The Generals and Admirals: Lorenzo Thomas (1804 - 1879)
Adjutant-General of the Army who was assigned a major role in the recruitment of black soldiers for the Union Army in March 1863. He had previously served as chief of staff to General Winfield Scott.
One reason that Thomas was selected to lead black recruitment was that Secretary of War Edwin M. Stanton had little use for him. "Certainly Lorenzo Thomas and Edwin Stanton were extremely unlike in habit, temperament, and training. Thomas seems to have been infatuated with paper work and regulations," wrote historian Dudley Taylor Cornish.1 Shortly after he took over at the War Department, Stanton proposed that Thomas act as an aide and bodyguard for the Commander-in-Chief. President Lincoln responded: "On reflection I think it will not do as a rule for the Adjutant General to attend me wherever I go; not that I have any objection to his presence, but that it would be an uncompensating encumbrance both to him and me. When it shall occur to me to go anywhere, I wish to be free to go at once, and not to have to notify the Adjutant General, and wait till he can get ready. It is better too, for the public service, that he shall give his time to the business of his office, and not to personal attendance on me. While I thank you for the kindness of the suggestion, my view of the matter is as I have stated."2
Sending Thomas to the Mississippi River Valley seemed a convenient way to get rid of him. Cornish wrote: "With only twenty-four hours' warning, Thomas was dispatched to the Mississippi with sweeping authority and huge responsibilities. Stanton probably found in the policy problem presented by the Negro soldier a solution to his personal problem.
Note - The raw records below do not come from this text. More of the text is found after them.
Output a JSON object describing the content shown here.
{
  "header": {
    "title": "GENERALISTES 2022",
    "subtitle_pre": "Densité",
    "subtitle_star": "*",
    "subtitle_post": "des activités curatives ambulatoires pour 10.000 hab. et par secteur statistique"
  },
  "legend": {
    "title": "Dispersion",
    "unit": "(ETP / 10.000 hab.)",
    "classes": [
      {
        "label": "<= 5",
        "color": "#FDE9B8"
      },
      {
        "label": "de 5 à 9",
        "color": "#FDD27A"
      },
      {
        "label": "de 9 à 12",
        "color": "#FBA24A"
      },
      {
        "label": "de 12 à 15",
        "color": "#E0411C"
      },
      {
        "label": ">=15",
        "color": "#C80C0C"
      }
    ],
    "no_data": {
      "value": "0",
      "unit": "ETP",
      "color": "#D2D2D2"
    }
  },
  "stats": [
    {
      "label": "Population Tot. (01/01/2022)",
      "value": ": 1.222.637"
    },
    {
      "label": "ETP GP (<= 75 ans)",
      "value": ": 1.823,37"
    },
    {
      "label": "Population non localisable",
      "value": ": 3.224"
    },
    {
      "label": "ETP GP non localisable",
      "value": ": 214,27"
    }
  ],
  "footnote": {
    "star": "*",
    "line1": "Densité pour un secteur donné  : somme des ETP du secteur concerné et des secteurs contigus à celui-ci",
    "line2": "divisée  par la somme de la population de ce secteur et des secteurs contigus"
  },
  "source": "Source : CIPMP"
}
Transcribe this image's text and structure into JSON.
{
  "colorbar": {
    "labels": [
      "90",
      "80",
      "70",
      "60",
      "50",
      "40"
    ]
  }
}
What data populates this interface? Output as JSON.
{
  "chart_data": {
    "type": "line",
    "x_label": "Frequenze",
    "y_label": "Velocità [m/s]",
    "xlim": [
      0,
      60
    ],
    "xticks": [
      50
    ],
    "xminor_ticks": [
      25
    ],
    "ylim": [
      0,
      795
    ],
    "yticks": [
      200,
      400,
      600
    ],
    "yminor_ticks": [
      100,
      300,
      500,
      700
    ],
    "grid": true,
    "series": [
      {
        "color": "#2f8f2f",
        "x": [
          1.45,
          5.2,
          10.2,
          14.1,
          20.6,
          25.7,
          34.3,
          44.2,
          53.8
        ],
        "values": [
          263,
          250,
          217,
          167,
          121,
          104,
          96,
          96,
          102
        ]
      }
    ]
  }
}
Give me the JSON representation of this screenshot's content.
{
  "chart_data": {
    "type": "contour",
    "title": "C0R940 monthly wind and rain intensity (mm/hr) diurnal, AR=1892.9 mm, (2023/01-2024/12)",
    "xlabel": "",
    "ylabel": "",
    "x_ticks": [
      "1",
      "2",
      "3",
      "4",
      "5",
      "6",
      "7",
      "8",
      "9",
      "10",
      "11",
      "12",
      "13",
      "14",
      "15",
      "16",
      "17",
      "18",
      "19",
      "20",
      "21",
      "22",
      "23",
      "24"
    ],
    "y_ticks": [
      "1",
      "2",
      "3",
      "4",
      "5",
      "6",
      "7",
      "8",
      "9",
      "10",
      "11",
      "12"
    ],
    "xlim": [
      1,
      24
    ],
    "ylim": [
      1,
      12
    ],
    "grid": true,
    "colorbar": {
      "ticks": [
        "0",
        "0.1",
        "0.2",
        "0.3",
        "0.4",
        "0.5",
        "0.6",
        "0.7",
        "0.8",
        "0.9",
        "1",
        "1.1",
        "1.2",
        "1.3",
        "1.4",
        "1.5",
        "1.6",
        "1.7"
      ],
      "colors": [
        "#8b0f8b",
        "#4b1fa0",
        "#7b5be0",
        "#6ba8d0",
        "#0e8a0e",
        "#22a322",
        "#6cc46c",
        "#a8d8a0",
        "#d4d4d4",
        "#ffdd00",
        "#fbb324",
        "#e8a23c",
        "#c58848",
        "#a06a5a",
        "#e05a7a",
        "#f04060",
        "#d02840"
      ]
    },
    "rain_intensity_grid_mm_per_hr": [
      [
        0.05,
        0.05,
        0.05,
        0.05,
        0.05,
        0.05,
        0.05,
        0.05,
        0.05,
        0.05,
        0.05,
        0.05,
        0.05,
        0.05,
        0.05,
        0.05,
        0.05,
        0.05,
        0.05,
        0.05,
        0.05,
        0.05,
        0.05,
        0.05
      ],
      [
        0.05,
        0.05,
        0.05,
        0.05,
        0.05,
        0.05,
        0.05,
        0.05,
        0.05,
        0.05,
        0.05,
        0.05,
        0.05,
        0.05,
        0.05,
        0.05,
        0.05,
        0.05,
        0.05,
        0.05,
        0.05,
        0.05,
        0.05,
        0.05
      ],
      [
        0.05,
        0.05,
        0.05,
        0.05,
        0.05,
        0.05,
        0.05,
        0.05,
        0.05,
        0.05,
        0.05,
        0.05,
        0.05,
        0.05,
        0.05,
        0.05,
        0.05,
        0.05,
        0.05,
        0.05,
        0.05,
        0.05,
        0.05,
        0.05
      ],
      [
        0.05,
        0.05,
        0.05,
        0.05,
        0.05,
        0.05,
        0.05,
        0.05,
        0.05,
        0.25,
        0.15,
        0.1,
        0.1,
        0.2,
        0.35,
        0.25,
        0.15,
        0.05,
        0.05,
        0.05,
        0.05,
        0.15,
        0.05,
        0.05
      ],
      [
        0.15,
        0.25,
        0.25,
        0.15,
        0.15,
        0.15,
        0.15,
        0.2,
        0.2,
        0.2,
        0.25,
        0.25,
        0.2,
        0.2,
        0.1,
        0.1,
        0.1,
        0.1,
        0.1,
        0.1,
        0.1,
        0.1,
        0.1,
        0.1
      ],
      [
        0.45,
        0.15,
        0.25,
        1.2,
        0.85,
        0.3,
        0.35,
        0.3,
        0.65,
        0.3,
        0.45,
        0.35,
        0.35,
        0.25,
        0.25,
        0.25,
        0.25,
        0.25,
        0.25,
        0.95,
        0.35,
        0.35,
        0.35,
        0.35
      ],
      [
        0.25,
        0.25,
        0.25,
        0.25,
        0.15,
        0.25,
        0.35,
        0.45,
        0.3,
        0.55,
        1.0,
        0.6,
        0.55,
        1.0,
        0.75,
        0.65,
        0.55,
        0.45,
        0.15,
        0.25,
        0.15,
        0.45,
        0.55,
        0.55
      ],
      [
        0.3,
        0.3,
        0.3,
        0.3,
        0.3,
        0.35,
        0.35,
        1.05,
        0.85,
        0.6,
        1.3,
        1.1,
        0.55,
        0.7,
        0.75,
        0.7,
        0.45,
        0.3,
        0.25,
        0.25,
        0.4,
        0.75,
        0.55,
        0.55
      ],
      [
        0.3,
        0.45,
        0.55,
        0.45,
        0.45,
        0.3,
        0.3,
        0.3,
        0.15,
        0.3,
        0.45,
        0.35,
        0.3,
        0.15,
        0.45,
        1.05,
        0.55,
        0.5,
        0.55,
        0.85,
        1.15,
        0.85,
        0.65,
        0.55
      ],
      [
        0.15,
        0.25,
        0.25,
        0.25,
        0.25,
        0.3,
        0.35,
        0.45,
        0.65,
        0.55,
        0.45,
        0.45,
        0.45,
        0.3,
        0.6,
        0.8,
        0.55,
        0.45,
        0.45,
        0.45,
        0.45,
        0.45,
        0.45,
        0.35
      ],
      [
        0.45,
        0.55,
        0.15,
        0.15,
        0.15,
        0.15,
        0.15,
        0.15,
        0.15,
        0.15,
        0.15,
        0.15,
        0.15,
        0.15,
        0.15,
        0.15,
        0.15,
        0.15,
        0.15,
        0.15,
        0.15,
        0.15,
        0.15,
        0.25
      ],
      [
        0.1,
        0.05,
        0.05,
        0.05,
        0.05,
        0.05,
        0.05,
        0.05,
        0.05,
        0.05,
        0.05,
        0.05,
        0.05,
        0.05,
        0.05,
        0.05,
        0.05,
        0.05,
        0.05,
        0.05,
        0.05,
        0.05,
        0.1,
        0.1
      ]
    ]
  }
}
With the one stone of his orders of March 25 he killed the two birds: the organization of Negro troops was initiated by a high officer of the War Department and the secretary of war was freed of the presence of that officer in Washington."3
John Hay recalled an interchange between President Lincoln and General Thomas on August 1, 1863, as Thomas was preparing to leave for the Mississippi River valley to begin his work. "General! You are going about a most important work. There is a draft down there which can be enforced." Thomas replied: "I will enforce it." Thomas later repeated the President's remark at lunch, leading Hay to observe: "I regard his attitude as most significant. He is a man accustomed through a long lifetime to watch with eager interest the intentions of power and the course of events; till he has acquired an instinct of expediency which answers to him the place of sagacity & principle. He is a straw which shows whither the wind is blowing. The tendency of the country is to universal freedom, when men like Thomas make abolition speeches at public dinners."4
A few days later, President Lincoln wrote General Ulysses S. Grant: "Gen. Thomas has gone again to the Mississippi Valley, with the view of raising colored troops. I have no reason to doubt that you are doing what you reasonably can upon the same subject. I believe it is a resource which if vigourously applied now, will soon close the contest-- It works doubly, weakening the enemy & strengthening us, We were not fully ripe for it, until the river was opened. Now, I think at least a hundred thousand can, and ought to be rapidly organized along it's shores, relieving all white troops to serve elsewhere."5
Later in the month, Grant replied: "There has been great difficulty in getting able bodied negroes to fill up the colored regiments in consequence of the rebel cavalry run[n]ing off all that class to Georgia and Texas. This is especially the case for a distance of fifteen or twenty miles on each side of the river. I am now however sending two expeditions into Louisiana, one from Natchez to Harrisonburg and one from Goodrich's Landing to Monroe, that I expect will bring back a large number. I have ordered recruiting officers to accompany these expeditions. I am also moving a Brigade of Cavalry from Tennessee to Vicksburg which will enable me to move troops to a greater distance into the interior and will facilitate materially the recruiting service."
Grant added: "Gen. Thomas is now with me and you may rely on it I will give him all the aid in my power. I would do this whether the arming the negro seemed to me a wise policy or not, because it is an order that I am bound to obey and do not feel that in my position I have a right to question any policy of the Government. In this particular instance there is no objection however to my expressing an honest conviction. That is, by arming the negro we have added a powerful ally. They will make good soldiers and taking them from the enemy weaken him in the same proportion they strengthen us. I am therefore most decidedly in favor of pushing this policy to the enlistment of a force sufficient to hold all the South falling into our hands and to aid in capturing more."6
General Thomas and the President corresponded frequently on military and civil affairs while Thomas was in the field. On June 13, 1864, for example, Mr. Lincoln asked Thomas to investigate allegations that military recruiters in Kentucky were illegally recruiting slaves into the Army.
Thomas faced one more battle with the Secretary of War, however. In 1868 President Andrew Johnson ordered Thomas to replace Stanton in the Cabinet - after Ulysses S. Grant turned down the post. Stanton refused to let Thomas into his office, but the resulting controversy contributed to Johnson's impeachment.